The researchers first spotted the attack in October, but after further investigation, they found campaigns dating back to March 2017. Once the malicious file was run, a downloader would be written the disk, and it would modify the system's registry to achieve persistence. Then, it would contact a Telegram bot that acted as a Command & Control (C&C) server and would wait for instructions, which, curiously enough, were written in Russian.
The downloader's purpose was, as you might imagine, to download and deploy second-stage payloads, which, for the most part, consisted of cryptocurrency miners. The malicious software was quite clever. In addition to generating crypto coins, the miners displayed decoy documents to distract the victims, and some of them even monitored the list of active processes and temporarily seized the mining activity when they saw that the Task Manager is running. In some cases, several miners were launched at the same time, and they mined for all sorts of cryptocurrencies, including Monero, Zcash, and Fantomcoin.
In other instances, the downloader would deploy a Remote Manipulator System similar to TeamViewer which gave hackers additional access to the compromised endpoint, and the researchers also spotted a payload that was specifically designed to steal artifacts from Telegram's local cache.

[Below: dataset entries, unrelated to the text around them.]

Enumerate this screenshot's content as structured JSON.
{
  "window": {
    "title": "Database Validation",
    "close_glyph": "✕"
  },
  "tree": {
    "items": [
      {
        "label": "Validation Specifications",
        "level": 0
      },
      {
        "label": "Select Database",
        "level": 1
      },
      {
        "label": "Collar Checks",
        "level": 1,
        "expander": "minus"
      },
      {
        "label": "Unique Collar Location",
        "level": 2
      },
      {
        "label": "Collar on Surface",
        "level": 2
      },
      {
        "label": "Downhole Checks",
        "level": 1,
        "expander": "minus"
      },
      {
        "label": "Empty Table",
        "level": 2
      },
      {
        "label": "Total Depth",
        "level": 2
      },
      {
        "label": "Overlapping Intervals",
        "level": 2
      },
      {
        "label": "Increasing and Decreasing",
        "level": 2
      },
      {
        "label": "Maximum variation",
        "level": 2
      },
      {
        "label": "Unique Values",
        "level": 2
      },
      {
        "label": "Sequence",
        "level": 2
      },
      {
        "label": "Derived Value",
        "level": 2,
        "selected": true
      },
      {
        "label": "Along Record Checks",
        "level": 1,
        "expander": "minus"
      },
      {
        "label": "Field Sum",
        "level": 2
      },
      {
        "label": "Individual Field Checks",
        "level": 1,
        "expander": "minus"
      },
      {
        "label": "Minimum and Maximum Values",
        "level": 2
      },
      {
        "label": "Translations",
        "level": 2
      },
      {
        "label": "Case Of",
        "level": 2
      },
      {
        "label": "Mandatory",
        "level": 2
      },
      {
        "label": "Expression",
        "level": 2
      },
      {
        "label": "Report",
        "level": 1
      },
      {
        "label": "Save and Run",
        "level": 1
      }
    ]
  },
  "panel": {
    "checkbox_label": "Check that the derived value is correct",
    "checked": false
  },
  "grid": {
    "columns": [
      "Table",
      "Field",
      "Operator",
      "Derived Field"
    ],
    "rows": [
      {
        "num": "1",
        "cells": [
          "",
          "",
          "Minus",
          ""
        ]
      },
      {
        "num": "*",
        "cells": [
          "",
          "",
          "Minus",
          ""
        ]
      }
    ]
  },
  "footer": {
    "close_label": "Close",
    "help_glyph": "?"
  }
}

Of course, these are only the payloads Kaspersky monitored. The experts said that the full scope of the attack remains unknown. The good news is, after learning about the issue, Telegram patched their product, and right now, it's no longer possible to abuse the IM application in this particular way. The use of what is now an ancient confidence trick shows, however, that you should be careful with all the files you receive, regardless of how legitimate they appear.